The Effect of Community Context on Intergenerational Spanish Maintenance and English Proficiency among Latina and Latino Children
Publisher: | Dissertation |
Pub date: | 1997 |
Pages: | 200 |
ISBN-10: | 158112001X |
ISBN-13: | 9781581120011 |
Categories: | Communications and the Arts Language Arts & Disciplines Social Science |
Abstract
In this dissertation I investigate how community context affects Spanish language use and English proficiency among Latina and Latino children in the United States, focusing on the children of immigrants. I view children's language attributes through a sociological perspective that recognizes that children learn and use languages within specific social and cultural contexts, and that these contexts have an important effect on language acquisition and use.

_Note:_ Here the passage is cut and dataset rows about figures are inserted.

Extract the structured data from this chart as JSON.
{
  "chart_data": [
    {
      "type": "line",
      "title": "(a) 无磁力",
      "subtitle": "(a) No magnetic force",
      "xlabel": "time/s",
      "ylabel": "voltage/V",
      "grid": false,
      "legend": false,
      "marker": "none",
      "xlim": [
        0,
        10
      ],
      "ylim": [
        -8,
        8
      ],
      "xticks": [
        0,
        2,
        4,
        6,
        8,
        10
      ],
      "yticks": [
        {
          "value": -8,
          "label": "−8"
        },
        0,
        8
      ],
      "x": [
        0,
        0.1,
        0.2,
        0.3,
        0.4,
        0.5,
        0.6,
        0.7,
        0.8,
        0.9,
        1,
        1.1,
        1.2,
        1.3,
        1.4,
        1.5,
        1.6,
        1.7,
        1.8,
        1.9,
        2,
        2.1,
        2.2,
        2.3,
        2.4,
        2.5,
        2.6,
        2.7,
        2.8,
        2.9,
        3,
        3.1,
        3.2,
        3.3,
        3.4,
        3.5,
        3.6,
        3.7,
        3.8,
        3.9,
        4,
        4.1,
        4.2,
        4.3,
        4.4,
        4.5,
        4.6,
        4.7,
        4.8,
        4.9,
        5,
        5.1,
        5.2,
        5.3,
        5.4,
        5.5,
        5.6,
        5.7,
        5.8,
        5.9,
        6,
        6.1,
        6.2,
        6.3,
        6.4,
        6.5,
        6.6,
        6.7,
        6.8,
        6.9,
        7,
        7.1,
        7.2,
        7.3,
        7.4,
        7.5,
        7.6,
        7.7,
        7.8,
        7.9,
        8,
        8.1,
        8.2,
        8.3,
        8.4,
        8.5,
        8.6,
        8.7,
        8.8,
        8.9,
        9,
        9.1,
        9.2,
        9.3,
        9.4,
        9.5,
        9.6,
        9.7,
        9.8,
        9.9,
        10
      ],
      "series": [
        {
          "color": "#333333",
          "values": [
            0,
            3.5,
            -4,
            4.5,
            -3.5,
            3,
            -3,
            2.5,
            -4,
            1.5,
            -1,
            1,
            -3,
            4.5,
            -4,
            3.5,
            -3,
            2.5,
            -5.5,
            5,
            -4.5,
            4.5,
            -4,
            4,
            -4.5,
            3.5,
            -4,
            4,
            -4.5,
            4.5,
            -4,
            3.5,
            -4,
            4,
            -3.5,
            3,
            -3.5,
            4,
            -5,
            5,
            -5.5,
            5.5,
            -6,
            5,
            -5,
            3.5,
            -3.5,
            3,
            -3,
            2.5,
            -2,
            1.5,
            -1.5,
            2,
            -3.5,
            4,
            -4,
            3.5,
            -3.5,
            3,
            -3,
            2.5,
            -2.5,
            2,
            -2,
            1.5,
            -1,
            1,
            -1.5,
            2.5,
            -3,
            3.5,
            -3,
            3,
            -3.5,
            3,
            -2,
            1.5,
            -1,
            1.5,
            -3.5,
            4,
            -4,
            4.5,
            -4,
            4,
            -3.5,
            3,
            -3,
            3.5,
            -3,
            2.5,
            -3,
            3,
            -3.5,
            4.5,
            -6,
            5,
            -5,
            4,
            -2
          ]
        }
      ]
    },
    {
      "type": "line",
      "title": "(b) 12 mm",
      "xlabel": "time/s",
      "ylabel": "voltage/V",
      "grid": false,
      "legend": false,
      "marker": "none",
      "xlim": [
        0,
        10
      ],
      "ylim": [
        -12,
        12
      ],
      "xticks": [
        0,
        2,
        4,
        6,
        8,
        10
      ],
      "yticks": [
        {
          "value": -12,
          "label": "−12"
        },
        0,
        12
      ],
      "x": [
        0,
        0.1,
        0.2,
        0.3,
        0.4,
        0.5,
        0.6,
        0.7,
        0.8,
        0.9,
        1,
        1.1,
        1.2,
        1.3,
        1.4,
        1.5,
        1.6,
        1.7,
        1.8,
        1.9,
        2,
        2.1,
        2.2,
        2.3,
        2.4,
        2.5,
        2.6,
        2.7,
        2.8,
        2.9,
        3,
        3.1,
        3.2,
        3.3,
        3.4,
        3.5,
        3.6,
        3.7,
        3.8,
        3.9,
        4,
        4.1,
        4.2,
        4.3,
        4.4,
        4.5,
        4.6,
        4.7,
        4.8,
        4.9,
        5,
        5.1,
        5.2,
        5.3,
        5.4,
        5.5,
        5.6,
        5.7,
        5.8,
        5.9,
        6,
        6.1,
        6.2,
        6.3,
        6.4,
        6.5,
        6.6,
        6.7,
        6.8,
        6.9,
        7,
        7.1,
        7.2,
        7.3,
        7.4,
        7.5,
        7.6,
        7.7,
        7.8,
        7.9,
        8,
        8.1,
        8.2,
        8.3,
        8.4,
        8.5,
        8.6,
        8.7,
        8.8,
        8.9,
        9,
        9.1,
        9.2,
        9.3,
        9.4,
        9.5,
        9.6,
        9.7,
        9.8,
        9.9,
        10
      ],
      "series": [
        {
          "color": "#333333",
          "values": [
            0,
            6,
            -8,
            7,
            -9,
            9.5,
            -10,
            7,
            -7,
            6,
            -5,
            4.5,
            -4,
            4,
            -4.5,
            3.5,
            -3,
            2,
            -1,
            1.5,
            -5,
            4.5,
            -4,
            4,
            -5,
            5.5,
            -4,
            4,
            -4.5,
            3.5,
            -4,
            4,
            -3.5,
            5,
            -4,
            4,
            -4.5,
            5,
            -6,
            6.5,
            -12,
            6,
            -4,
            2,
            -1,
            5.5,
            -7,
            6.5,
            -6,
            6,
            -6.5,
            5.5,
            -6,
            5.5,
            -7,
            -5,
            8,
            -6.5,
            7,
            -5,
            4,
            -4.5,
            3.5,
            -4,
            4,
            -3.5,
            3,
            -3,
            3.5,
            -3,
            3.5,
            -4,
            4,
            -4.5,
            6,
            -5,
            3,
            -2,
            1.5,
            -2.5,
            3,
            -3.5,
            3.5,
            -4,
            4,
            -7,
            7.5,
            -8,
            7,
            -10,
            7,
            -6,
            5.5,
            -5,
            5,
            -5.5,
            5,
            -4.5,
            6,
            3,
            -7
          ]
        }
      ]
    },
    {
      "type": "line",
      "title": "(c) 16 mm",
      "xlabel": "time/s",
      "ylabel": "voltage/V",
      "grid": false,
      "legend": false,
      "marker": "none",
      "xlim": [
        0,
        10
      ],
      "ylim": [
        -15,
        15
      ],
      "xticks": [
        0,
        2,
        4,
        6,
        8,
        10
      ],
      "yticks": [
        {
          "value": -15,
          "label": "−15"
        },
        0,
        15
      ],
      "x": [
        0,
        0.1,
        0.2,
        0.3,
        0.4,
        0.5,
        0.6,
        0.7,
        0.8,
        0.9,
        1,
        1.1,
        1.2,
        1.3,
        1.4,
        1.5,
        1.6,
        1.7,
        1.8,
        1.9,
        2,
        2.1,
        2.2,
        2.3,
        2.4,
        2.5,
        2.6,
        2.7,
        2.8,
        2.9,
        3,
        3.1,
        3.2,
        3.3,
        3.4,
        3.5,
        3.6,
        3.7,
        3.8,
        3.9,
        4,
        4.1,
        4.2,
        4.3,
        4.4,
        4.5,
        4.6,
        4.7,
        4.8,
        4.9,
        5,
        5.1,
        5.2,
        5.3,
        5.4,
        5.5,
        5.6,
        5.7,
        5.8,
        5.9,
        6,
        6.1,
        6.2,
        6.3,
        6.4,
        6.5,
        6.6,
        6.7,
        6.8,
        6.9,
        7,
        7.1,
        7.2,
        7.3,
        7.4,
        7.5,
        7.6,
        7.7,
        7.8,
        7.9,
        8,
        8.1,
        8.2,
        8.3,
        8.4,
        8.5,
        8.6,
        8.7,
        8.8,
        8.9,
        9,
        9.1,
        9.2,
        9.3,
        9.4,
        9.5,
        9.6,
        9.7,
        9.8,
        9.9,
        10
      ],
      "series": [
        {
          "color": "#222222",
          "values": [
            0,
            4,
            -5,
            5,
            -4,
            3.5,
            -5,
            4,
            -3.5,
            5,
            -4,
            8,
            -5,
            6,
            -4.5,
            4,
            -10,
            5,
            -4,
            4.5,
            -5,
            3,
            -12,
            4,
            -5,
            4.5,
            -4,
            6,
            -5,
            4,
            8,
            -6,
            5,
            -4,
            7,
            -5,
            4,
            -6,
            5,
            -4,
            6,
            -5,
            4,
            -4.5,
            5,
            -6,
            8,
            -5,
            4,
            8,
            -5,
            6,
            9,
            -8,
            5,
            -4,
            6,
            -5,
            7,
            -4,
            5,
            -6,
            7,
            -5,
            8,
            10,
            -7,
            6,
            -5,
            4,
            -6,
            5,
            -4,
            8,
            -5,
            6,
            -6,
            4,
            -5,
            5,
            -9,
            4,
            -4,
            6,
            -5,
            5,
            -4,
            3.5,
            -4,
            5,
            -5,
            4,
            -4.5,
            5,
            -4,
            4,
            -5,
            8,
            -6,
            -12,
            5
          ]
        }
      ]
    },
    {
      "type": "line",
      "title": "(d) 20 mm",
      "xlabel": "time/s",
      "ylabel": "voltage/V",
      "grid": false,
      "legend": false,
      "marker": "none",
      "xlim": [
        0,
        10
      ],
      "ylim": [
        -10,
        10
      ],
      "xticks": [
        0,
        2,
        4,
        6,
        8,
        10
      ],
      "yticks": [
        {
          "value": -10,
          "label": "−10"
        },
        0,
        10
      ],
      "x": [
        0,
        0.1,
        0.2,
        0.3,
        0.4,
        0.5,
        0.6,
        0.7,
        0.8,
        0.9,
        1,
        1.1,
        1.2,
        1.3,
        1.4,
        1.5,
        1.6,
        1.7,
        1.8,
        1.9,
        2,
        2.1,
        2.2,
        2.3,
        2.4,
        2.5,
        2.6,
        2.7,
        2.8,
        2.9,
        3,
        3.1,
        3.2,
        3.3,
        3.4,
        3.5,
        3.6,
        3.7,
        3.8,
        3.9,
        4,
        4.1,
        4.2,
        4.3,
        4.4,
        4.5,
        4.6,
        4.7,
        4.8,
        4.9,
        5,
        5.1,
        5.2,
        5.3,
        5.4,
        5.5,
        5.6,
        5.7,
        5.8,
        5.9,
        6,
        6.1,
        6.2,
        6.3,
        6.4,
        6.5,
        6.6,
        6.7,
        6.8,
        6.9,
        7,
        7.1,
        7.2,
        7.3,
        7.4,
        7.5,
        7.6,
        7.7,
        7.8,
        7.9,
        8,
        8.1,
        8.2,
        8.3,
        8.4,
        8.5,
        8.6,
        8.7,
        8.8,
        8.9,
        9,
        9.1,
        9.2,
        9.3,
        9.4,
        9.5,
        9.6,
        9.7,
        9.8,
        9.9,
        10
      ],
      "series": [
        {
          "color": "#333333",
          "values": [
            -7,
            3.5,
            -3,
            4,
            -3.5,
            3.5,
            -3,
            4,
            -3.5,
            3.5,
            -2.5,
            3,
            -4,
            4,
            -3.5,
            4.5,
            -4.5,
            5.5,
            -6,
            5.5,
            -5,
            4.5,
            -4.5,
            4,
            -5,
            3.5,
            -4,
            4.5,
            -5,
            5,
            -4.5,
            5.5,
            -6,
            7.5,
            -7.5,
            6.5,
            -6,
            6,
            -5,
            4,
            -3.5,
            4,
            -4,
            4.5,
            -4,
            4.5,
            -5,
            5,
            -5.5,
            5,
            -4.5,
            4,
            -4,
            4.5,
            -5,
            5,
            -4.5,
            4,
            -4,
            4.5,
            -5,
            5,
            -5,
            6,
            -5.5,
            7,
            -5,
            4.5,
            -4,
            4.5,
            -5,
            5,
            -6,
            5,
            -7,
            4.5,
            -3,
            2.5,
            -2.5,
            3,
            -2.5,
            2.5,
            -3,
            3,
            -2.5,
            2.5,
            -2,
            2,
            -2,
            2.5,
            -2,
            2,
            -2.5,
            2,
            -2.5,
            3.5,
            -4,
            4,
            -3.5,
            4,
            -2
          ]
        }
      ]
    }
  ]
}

This theoretical perspective leads to the hypothesis that children's language skills and language use will be affected by the communities they live in. I predict that living in a metropolitan area with a greater propinquity and availability of Spanish speakers will increase a child's likelihood of speaking Spanish, because this will increase opportunities for using and hearing Spanish and promote Spanish within a larger United States context that often devalues languages other than English. At the same time, I hypothesize that community context will have little effect on children's English skills because of the ubiquitous presence of English in the daily life of any U.S. child.I test these hypotheses using a national sample of children who live in metropolitan areas drawn from the 1990 Census. I find that levels of Spanish maintenance are extremely high among children of Latina/o immigrants, and that a large majority of children who are born in the U.S. speak English fluently. Multivariate analysis demonstrates that several dimensions of a metropolitan area's language context-in particular the saturation and segregation of Spanish speakers-have a strong effect on second-generation children's likelihood of speaking Spanish that persists even after controlling for household- and individual-level variables. Contrary to my original hypothesis, I also find that the language characteristics of the metropolitan area have a significant effect on children's English proficiency. This effect, however, is smaller than the effect of metropolitan context on Spanish use.
This analysis produces a better understanding of the specific elements of household and community context that affect language use. The results imply that children of immigrants are following multiple paths to language adaptation, and that metropolitan context is an important influence on this process of adaptation.